2) My family. Each member of my family plays a vital role in my everyday life. I am thankful for my mother, because she never fails to communicate to me how very proud she is of me, regardless of how much we butt heads sometimes! For my siblings, I am thankful that you call and text to just check up on me, that you haven't forgotten my life in the midst of your own busy schedules, and that we have each become best friends over the years. I am thankful for my precious nieces, who convey their love to me through bright smiles and creative art pages. At 5 and 2, I don't yet think they grasp just how encouraging they are to me. And how could I forget the unending prayers and notes of support that I get from my aunts, uncles, and grandparents, without those I would be so lost. Thank you to my family, which I cherish, for loving me in each of your own ways. I am blessed.

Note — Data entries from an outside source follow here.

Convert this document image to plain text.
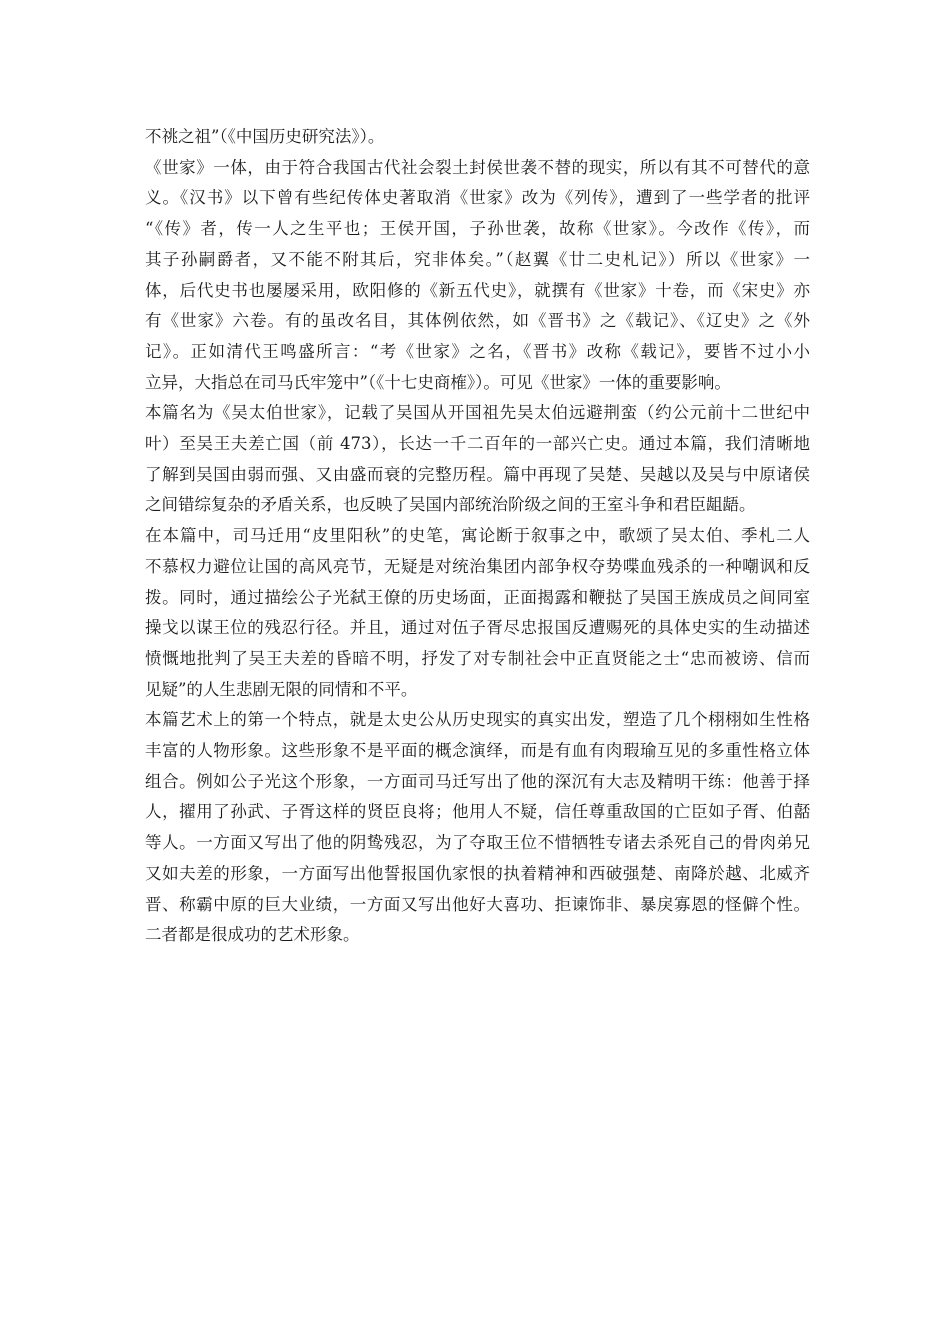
不祧之祖”（《中国历史研究法》）。
《世家》一体，由于符合我国古代社会裂土封侯世袭不替的现实，所以有其不可替代的意
义。《汉书》以下曾有些纪传体史著取消《世家》改为《列传》，遭到了一些学者的批评
“《传》者，传一人之生平也；王侯开国，子孙世袭，故称《世家》。今改作《传》，而
其子孙嗣爵者，又不能不附其后，究非体矣。”（赵翼《廿二史札记》）所以《世家》一
体，后代史书也屡屡采用，欧阳修的《新五代史》，就撰有《世家》十卷，而《宋史》亦
有《世家》六卷。有的虽改名目，其体例依然，如《晋书》之《载记》、《辽史》之《外
记》。正如清代王鸣盛所言：“考《世家》之名，《晋书》改称《载记》，要皆不过小小
立异，大指总在司马氏牢笼中”（《十七史商榷》）。可见《世家》一体的重要影响。
本篇名为《吴太伯世家》，记载了吴国从开国祖先吴太伯远避荆蛮（约公元前十二世纪中
叶）至吴王夫差亡国（前 473），长达一千二百年的一部兴亡史。通过本篇，我们清晰地
了解到吴国由弱而强、又由盛而衰的完整历程。篇中再现了吴楚、吴越以及吴与中原诸侯
之间错综复杂的矛盾关系，也反映了吴国内部统治阶级之间的王室斗争和君臣龃龉。
在本篇中，司马迁用“皮里阳秋”的史笔，寓论断于叙事之中，歌颂了吴太伯、季札二人
不慕权力避位让国的高风亮节，无疑是对统治集团内部争权夺势喋血残杀的一种嘲讽和反
拨。同时，通过描绘公子光弑王僚的历史场面，正面揭露和鞭挞了吴国王族成员之间同室
操戈以谋王位的残忍行径。并且，通过对伍子胥尽忠报国反遭赐死的具体史实的生动描述
愤慨地批判了吴王夫差的昏暗不明，抒发了对专制社会中正直贤能之士“忠而被谤、信而
见疑”的人生悲剧无限的同情和不平。
本篇艺术上的第一个特点，就是太史公从历史现实的真实出发，塑造了几个栩栩如生性格
丰富的人物形象。这些形象不是平面的概念演绎，而是有血有肉瑕瑜互见的多重性格立体
组合。例如公子光这个形象，一方面司马迁写出了他的深沉有大志及精明干练：他善于择
人，擢用了孙武、子胥这样的贤臣良将；他用人不疑，信任尊重敌国的亡臣如子胥、伯嚭
等人。一方面又写出了他的阴鸷残忍，为了夺取王位不惜牺牲专诸去杀死自己的骨肉弟兄
又如夫差的形象，一方面写出他誓报国仇家恨的执着精神和西破强楚、南降於越、北威齐
晋、称霸中原的巨大业绩，一方面又写出他好大喜功、拒谏饰非、暴戾寡恩的怪僻个性。
二者都是很成功的艺术形象。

3) My education. As my time in Auburn comes closer and closer to an end (hallelujah), I am reminded that I would never have been afforded this opportunity beyond the sacrificial gift of my parents. I am so thankful to my stepfather, Kelley, for offering me a chance to get my degree from Auburn. Because of his hard work and selfless sacrifices, I was given a shot at one of the nation's top SEC schools, and because the LORD is gracious, we will see that come to fruition in several months. Had my parents not given of themselves, I haven't the slightest idea where I would find myself right now. My time at Auburn has proven to be difficult, but sweet nonetheless. I have not only learned more about the world around me, but I have learned to love and depend on JESUS on such a deeper, sweeter level. For the gift of my education from my precious stepfather, I am truly grateful.

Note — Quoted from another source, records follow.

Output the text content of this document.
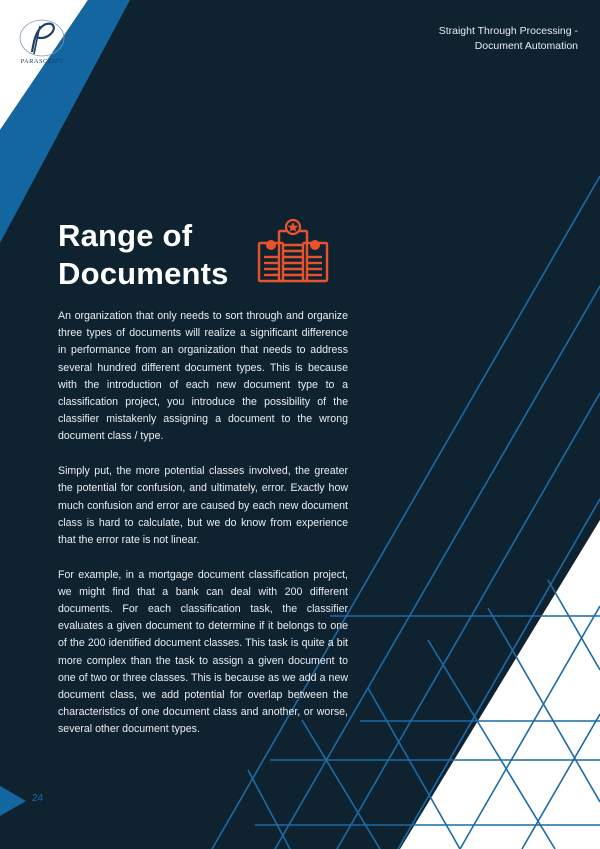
PARASCRIPT
Straight Through Processing -
Document Automation
Range of
Documents

An organization that only needs to sort through and organize three types of documents will realize a significant difference in performance from an organization that needs to address several hundred different document types. This is because with the introduction of each new document type to a classification project, you introduce the possibility of the classifier mistakenly assigning a document to the wrong document class / type.

Simply put, the more potential classes involved, the greater the potential for confusion, and ultimately, error. Exactly how much confusion and error are caused by each new document class is hard to calculate, but we do know from experience that the error rate is not linear.

For example, in a mortgage document classification project, we might find that a bank can deal with 200 different documents. For each classification task, the classifier evaluates a given document to determine if it belongs to one of the 200 identified document classes. This task is quite a bit more complex than the task to assign a given document to one of two or three classes. This is because as we add a new document class, we add potential for overlap between the characteristics of one document class and another, or worse, several other document types.

24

4) Matthew. Who would have imagined?! I am so very grateful for Matt. He is an answer to many prayers. I appreciate that he reminds me daily that I am valuable, to him, to others, and to the LORD. He encourages me to love JESUS on a new level with each passing day. Matt wants whats best for me always, and he tries so hard to ensure that I am happy always. Above anything else, he is a great leader and a great follower of our LORD. His passion for the nations and Kingdom work is contagious. His zeal for the spiritual growth of others is selfless. Some days I wonder what the LORD had in mind 4 years ago, but I know that His plan is perfect and I am glad He was in charge. For our time thus far, as friends and more, I am so appreciative. Thank you, Matthew, for loving JESUS more than me, and me more than yourself.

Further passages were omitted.